Here is the observed distribution when firstdragon
and firstblood
was missing and not missing:
firstdragon_missing = False | firstdragon_missing = True | |
---|---|---|
firstblood | ||
False | 0.500705 | 0.5011 |
True | 0.499295 | 0.4989 |
When we graph this, we see that missingness is close to each other when a team loses or wins.
After running our tests, we get
Our observed statistic was: 0.00039462604900317166 Our p-value was: 0.948
Since the p-value is above the chosen significance level, p-value from the test is not significant and we fail to reject the null hypothesis. In this case, we might conclude that the data is missing completely at random (MCAR). This makes sense as in our bar graph, we can see that the missingness does not look like they have any relation with each other.
Here is the empirical distribution of the test statistic:
Hypothesis Testing
Null Hypothesis: The distribution of early game statistics where the team won is the same as the distribution of early game statistics where the team lost.
Alternate Hypothesis: The distribution of early game statistics where the team won is difference than the distribution of early game statistics where the team lost.
Test Statistic: We will be using the Total Variation Distance (TVD).
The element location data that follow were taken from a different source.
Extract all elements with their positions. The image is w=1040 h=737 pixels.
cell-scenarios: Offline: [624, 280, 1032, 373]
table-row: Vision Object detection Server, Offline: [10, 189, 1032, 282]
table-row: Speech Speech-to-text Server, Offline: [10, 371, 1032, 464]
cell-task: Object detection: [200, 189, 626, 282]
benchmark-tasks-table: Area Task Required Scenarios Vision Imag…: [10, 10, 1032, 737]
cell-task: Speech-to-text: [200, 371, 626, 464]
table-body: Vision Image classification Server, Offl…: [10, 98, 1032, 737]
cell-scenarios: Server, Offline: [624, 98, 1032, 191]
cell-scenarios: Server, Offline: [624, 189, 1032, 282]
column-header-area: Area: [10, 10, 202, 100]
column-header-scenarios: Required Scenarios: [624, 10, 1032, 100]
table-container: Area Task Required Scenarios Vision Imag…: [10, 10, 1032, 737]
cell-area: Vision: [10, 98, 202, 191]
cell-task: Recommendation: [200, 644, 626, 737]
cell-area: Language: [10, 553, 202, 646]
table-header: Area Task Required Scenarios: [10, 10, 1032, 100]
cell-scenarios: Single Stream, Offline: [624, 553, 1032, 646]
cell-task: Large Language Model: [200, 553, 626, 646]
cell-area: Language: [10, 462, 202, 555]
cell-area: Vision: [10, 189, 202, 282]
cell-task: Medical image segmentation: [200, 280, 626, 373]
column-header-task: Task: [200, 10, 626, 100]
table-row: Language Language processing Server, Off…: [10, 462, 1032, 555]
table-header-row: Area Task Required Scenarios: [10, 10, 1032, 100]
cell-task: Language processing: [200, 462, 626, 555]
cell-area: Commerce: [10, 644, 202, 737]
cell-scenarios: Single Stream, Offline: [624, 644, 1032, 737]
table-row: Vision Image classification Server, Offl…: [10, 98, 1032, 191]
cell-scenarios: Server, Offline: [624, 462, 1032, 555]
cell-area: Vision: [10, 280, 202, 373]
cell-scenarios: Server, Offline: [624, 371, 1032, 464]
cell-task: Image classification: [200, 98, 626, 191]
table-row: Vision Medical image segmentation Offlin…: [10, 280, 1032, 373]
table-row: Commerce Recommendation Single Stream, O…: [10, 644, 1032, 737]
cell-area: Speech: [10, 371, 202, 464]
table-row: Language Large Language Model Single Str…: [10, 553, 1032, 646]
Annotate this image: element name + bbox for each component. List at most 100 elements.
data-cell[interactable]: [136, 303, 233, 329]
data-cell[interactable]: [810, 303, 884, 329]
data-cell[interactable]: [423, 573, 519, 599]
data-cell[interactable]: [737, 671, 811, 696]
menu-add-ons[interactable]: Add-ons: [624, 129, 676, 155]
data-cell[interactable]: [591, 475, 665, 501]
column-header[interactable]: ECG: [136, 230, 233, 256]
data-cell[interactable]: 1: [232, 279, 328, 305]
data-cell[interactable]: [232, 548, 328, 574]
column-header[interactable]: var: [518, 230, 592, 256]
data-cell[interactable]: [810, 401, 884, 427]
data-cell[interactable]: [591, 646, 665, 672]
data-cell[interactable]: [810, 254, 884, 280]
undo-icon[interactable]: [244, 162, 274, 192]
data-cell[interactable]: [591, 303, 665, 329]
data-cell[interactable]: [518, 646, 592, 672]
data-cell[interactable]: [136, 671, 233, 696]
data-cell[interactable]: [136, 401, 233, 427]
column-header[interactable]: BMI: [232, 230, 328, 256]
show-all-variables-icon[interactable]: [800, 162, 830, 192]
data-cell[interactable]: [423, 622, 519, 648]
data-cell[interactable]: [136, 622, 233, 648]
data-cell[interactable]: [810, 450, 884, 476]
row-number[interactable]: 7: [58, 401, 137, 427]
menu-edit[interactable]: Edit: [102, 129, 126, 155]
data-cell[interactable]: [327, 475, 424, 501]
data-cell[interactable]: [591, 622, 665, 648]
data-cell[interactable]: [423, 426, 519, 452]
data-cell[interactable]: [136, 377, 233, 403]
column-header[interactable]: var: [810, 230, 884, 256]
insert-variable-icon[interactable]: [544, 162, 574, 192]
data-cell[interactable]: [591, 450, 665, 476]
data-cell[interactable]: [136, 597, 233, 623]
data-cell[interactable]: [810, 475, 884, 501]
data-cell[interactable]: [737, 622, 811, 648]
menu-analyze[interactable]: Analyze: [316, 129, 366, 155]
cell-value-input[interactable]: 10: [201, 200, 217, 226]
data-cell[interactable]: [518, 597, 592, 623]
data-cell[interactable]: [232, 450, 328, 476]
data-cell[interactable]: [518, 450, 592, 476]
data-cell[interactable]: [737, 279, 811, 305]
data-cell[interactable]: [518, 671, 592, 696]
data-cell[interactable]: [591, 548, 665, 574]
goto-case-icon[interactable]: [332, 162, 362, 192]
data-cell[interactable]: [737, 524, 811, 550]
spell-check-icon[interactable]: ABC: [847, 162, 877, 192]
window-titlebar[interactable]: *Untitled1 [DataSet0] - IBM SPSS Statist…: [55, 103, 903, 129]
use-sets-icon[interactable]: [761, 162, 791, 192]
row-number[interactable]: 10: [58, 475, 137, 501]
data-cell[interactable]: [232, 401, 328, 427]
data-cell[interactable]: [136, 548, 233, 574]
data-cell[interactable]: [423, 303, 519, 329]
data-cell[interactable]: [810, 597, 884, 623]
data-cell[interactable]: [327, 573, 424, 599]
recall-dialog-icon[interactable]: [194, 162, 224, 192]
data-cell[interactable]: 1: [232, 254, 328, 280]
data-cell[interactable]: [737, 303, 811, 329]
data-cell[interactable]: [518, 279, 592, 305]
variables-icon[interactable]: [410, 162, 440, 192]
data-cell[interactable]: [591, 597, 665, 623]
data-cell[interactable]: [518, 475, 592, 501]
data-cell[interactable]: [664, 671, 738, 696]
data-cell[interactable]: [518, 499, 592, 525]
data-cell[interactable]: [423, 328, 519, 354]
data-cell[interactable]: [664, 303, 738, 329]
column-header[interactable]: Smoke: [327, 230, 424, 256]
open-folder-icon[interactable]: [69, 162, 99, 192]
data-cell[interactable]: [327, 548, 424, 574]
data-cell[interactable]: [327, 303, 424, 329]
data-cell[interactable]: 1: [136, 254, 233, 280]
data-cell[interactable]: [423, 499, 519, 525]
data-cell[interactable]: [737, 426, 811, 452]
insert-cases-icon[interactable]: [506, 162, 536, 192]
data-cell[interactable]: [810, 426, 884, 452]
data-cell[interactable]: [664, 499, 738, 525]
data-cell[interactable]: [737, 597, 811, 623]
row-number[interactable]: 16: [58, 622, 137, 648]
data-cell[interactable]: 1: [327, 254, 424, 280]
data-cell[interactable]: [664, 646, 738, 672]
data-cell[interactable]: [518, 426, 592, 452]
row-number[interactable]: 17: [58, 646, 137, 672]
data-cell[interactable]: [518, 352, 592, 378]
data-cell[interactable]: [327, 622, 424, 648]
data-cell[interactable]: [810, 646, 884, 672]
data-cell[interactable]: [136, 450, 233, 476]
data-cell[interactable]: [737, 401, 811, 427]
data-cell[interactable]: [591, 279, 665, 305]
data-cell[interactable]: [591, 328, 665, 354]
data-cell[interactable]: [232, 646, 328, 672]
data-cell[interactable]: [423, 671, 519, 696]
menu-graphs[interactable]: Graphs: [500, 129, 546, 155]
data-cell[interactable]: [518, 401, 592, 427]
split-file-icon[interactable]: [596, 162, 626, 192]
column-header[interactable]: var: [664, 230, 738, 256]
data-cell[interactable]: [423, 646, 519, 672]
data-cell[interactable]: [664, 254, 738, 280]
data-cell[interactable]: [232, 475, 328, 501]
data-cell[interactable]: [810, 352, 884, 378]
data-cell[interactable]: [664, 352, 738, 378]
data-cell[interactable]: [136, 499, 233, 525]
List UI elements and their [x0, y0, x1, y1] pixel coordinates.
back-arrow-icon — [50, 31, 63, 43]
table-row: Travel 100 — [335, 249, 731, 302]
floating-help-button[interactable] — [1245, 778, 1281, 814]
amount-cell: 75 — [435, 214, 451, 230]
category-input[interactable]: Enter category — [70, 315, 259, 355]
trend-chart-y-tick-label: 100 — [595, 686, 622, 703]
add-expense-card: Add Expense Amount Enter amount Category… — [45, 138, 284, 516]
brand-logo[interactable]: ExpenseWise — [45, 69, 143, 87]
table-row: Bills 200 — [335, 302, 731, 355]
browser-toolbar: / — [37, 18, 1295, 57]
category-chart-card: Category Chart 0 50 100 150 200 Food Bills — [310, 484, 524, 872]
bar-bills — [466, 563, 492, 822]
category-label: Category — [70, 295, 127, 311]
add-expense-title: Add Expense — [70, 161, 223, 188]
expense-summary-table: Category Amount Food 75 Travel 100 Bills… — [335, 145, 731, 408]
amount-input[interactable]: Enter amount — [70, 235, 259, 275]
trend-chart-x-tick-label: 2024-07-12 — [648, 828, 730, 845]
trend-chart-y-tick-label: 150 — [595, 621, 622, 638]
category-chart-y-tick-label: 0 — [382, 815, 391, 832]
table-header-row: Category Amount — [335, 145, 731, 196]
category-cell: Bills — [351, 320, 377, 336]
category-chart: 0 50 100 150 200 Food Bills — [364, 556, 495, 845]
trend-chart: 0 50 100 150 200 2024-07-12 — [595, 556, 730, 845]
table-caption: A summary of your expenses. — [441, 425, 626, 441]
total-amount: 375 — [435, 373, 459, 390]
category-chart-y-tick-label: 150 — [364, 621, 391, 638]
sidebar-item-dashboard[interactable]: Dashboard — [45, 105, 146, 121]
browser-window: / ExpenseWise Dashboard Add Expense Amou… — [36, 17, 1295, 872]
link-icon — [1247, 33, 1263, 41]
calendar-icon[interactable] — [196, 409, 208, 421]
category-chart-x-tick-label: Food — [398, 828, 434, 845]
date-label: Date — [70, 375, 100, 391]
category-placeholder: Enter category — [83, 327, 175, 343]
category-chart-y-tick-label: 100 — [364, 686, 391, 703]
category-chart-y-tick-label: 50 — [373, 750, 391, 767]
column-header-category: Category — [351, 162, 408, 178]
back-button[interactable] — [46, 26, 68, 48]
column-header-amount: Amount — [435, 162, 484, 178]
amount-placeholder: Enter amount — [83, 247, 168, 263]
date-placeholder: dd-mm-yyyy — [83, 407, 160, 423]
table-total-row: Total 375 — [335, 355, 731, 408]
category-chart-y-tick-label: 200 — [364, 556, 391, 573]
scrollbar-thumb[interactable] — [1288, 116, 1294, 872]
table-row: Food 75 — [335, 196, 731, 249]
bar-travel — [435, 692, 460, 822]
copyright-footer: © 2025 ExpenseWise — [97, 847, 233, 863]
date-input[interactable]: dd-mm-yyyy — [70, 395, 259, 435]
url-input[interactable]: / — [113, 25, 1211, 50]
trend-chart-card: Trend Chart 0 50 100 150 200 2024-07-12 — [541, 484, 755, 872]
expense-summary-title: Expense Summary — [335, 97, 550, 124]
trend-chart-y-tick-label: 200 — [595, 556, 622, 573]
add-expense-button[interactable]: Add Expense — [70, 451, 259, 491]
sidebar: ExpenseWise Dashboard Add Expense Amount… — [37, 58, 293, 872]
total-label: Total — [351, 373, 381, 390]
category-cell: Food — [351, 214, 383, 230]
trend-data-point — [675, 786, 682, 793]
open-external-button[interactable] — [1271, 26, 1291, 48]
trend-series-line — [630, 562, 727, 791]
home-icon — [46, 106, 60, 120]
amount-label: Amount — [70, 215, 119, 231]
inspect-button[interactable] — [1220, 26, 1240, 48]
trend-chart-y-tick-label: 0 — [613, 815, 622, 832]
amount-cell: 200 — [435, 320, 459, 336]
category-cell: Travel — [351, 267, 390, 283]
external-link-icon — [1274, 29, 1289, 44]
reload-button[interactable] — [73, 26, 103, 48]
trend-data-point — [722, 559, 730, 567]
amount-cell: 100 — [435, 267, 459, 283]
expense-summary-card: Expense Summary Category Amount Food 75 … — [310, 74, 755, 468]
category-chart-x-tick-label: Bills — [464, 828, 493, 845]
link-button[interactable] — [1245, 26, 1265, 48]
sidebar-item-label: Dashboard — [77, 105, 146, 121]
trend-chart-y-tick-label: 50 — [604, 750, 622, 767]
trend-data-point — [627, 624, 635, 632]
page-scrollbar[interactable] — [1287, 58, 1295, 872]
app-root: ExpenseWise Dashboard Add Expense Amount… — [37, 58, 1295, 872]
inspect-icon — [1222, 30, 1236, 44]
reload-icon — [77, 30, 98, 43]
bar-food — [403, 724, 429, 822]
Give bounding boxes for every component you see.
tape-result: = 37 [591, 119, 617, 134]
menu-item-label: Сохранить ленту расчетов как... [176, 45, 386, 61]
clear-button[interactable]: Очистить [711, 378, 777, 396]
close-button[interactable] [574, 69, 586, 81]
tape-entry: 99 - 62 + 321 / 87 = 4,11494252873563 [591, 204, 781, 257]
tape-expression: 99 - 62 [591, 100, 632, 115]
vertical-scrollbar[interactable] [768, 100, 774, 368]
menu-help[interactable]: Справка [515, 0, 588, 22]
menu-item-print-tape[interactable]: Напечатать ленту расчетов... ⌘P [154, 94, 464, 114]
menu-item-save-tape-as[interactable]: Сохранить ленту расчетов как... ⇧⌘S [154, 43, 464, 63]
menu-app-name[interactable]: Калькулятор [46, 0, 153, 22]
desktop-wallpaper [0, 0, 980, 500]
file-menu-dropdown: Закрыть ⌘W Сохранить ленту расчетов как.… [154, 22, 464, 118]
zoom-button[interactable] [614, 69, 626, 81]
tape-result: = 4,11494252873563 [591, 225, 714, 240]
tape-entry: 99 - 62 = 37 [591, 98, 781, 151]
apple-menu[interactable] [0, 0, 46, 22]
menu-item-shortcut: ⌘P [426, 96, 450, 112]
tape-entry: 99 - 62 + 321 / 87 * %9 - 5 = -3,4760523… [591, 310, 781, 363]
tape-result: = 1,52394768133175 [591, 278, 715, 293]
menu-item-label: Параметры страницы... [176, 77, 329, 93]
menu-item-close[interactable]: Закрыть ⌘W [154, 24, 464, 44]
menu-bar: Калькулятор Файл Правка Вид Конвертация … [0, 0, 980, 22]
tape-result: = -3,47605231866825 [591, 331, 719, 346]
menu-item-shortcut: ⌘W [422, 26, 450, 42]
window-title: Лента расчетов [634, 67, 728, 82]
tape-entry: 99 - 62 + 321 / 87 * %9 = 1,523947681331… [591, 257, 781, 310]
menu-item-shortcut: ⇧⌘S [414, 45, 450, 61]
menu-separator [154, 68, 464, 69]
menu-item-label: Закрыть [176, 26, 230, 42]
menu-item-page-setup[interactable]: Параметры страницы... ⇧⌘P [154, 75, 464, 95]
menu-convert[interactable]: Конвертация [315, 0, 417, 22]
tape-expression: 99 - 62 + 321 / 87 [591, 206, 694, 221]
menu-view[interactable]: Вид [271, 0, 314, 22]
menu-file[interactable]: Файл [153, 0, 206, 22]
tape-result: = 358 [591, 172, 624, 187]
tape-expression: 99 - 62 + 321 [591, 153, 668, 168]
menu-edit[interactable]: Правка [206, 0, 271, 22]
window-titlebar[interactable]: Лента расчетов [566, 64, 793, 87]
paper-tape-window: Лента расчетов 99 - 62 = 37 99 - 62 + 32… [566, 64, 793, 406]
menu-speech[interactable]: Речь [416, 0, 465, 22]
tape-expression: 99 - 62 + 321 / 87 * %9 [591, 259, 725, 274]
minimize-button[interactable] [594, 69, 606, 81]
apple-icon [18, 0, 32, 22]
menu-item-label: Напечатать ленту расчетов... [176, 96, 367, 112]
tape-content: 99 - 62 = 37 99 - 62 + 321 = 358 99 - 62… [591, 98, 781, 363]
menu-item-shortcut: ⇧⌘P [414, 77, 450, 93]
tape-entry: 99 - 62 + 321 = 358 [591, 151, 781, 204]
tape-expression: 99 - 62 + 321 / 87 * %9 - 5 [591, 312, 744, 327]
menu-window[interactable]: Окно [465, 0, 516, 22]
We decided to use Total Variation Distance because we are using categoricial data, more specifically whether our sample distributions came from the same distribution. Our significance level is going to be 0.05 as it is the standard significance level.
We found the distribution of early game statistics and how the amount of points can correlate with the result of the game.
points | 0.0 | 1.0 | 2.0 | 3.0 | 4.0 | 5.0 | 6.0 | 7.0 | 8.0 | 9.0 | 10.0 |
---|---|---|---|---|---|---|---|---|---|---|---|
result | |||||||||||
False | 0.909385 | 0.84707 | 0.759547 | 0.687318 | 0.589577 | 0.495258 | 0.408747 | 0.311444 | 0.241554 | 0.147168 | 0.09106 |
True | 0.090615 | 0.15293 | 0.240453 | 0.312682 | 0.410423 | 0.504742 | 0.591253 | 0.688556 | 0.758446 | 0.852832 | 0.90894 |
Looking at this through a bar chart,
Our observed statistic was: 0.05610845677532025 Our p-value: 0.0
Here is the empirical distribution of the test statistic:
For our hypothesis testing, we did 500 simulations and were able to see that the p-value is significant as it is smaller than 0.05.
Conclusion: We reject the null hypothesis, meaning we believe that the distributions are not the same.
Since we may reject the null hypothesis this means there is a good amount of evidence that the distribution of early game statistics in games where the team won is different from the distribution of statistics where the team won.